The study indicated that a decrease in the gender wage ratio is associated with a reduction of the most severe reports of violence, too. That wasn’t the case in preventing less severe forms of violence, however. In the latter, results could go either way: in some districts, police reports went down whereas, in others, they increased. These findings also suggested that public policies aimed at protecting women should include chapters in financial inclusion and economic security.
A joint effort
According to a Gallup survey, women consistently feel more insecure than men. Although the report talks about insecurity in very broad terms, many international organizations agree that ensuring financial security becomes a powerful step towards women’s safety. Therefore, facilitating access to a digital bank account, for instance, becomes of uttermost importance.

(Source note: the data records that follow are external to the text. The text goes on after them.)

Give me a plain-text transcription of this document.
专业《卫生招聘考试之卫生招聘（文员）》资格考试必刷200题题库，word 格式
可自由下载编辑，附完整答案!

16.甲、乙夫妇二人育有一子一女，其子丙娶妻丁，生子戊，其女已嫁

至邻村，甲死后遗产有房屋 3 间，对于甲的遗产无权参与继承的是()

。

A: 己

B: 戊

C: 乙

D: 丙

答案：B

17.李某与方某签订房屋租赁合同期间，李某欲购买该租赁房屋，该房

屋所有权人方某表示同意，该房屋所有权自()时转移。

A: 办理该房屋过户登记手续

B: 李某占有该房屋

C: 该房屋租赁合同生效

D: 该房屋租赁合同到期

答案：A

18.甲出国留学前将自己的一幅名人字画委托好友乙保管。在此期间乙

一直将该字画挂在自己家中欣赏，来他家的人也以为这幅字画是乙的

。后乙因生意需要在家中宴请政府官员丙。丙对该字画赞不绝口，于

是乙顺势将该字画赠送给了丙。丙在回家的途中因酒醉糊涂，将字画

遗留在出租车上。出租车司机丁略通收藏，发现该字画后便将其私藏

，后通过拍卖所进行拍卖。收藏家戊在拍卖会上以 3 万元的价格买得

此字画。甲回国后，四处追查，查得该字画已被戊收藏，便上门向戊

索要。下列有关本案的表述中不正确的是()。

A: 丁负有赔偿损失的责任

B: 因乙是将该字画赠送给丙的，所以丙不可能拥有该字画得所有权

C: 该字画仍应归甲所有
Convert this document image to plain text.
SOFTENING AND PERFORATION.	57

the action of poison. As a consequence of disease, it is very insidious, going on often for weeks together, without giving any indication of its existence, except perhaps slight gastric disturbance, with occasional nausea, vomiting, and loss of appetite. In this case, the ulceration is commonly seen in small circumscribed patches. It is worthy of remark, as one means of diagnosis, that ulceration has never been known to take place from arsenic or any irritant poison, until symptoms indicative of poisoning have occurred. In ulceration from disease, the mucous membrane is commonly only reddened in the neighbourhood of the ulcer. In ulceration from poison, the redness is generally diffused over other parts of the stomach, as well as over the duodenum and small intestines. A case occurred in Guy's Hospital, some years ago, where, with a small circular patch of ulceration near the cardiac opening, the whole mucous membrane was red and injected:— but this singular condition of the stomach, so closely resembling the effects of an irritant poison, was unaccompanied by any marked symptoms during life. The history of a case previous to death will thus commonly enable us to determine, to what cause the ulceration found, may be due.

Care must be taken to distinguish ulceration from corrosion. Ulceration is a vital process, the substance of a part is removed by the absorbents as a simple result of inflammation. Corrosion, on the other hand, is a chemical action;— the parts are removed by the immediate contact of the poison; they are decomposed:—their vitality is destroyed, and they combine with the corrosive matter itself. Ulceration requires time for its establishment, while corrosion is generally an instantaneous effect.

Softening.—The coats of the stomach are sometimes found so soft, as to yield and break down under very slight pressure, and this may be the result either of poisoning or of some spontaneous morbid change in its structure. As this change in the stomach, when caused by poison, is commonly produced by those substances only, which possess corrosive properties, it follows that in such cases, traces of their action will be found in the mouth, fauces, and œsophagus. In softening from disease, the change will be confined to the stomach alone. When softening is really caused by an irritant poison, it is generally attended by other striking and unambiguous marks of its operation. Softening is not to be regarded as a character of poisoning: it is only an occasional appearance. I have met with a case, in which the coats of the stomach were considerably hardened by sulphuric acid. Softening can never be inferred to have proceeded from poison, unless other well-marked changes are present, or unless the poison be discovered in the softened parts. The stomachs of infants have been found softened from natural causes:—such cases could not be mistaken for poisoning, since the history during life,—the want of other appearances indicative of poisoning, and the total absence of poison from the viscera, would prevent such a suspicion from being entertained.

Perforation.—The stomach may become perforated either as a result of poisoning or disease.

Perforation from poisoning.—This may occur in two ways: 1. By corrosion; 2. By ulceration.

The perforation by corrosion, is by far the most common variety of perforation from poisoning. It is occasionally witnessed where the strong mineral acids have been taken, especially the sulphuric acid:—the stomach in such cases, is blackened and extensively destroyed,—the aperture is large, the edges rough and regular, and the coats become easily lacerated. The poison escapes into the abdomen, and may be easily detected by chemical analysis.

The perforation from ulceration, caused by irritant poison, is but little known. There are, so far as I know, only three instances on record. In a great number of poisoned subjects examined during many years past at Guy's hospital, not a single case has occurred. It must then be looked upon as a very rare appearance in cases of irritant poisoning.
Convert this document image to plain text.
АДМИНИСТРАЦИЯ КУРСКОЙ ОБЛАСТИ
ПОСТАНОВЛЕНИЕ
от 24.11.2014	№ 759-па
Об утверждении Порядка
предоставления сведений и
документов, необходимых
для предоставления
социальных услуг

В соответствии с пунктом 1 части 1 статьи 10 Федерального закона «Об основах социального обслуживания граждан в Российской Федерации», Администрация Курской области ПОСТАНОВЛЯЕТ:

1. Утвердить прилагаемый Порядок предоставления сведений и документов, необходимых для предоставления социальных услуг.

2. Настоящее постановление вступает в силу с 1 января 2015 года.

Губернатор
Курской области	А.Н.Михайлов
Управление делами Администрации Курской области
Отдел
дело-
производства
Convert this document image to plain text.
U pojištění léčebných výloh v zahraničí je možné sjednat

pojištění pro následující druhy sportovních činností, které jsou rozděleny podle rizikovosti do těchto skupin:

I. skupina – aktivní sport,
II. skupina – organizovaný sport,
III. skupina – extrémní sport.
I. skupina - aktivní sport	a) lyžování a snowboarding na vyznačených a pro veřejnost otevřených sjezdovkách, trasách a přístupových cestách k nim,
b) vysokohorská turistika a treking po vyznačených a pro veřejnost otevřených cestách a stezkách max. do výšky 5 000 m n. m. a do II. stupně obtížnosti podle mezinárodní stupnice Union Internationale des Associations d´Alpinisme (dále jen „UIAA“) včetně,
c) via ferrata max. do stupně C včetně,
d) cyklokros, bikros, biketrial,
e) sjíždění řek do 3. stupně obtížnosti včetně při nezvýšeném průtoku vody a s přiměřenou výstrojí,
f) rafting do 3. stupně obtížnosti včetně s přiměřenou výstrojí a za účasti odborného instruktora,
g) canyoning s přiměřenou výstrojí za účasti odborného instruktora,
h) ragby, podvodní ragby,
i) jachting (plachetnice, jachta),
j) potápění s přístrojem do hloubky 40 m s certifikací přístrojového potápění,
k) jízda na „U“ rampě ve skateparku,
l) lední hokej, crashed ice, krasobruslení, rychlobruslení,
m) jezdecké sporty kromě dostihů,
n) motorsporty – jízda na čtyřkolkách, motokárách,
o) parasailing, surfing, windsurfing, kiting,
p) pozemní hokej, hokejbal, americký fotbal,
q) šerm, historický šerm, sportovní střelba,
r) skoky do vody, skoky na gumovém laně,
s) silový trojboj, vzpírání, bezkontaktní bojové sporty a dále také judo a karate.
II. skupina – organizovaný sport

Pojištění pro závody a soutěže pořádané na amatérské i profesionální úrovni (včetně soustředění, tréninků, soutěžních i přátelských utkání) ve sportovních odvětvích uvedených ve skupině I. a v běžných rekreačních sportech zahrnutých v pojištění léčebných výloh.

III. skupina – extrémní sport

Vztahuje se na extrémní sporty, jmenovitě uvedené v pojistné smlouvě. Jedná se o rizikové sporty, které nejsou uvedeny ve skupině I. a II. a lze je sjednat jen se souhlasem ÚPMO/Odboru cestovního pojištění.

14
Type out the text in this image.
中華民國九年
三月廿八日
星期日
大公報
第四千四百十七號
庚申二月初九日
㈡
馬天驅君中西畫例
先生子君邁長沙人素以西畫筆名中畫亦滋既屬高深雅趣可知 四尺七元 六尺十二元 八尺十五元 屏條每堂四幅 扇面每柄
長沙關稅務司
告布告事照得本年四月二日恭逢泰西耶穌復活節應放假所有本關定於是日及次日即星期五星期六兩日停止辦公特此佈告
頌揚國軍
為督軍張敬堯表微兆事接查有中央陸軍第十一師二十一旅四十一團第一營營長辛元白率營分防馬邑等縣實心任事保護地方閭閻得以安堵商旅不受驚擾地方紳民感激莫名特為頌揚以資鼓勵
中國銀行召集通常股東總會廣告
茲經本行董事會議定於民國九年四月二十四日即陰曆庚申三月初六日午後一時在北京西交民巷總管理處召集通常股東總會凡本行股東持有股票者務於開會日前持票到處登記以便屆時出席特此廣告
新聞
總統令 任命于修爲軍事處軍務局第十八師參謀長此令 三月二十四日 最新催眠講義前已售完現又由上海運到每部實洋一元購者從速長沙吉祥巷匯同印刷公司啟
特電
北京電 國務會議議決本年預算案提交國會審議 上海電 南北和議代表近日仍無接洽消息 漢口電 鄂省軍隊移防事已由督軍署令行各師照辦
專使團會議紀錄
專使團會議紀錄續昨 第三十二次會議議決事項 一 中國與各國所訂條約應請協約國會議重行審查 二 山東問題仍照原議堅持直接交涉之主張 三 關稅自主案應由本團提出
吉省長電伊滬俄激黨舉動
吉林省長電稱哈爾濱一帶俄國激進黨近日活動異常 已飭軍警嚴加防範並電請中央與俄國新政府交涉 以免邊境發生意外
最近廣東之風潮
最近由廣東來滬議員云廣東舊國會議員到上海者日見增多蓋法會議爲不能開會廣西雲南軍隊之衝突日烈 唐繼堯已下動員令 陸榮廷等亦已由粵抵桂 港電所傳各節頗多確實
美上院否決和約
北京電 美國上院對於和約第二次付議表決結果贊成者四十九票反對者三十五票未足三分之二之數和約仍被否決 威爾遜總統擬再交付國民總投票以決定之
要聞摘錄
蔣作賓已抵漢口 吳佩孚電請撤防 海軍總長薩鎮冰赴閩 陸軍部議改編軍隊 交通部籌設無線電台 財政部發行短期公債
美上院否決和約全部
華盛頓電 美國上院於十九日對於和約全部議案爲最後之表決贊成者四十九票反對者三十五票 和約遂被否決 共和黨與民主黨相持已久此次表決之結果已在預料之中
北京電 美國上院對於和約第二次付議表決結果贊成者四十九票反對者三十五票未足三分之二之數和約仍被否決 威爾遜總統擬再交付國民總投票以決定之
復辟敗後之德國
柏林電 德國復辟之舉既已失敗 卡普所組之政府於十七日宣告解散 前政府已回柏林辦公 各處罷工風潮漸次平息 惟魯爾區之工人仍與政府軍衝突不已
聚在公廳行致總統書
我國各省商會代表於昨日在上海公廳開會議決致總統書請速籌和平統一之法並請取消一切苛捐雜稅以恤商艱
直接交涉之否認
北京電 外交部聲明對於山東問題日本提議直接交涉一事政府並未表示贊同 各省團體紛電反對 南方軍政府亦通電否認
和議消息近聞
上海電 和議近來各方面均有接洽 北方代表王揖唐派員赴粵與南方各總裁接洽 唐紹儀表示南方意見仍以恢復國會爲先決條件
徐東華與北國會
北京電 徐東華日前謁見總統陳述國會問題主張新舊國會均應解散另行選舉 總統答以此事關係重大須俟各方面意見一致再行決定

Grants and incentives targeted at bridging the gender gap should consider the digital and financial divide. A recent example is the United Nation’s Joint Programme on Universal Social Protection, which has considered the implementation of a Universal Basic Income for women in the East Caribbean. Several studies noted that women designated as beneficiaries in these programs are less likely to own a bank account, let alone a digital one.
Solutions should be comprehensive. Achieving gender equality won’t benefit from one or two isolated efforts. This will occur through a series of measures that aim at ensuring better access to different services.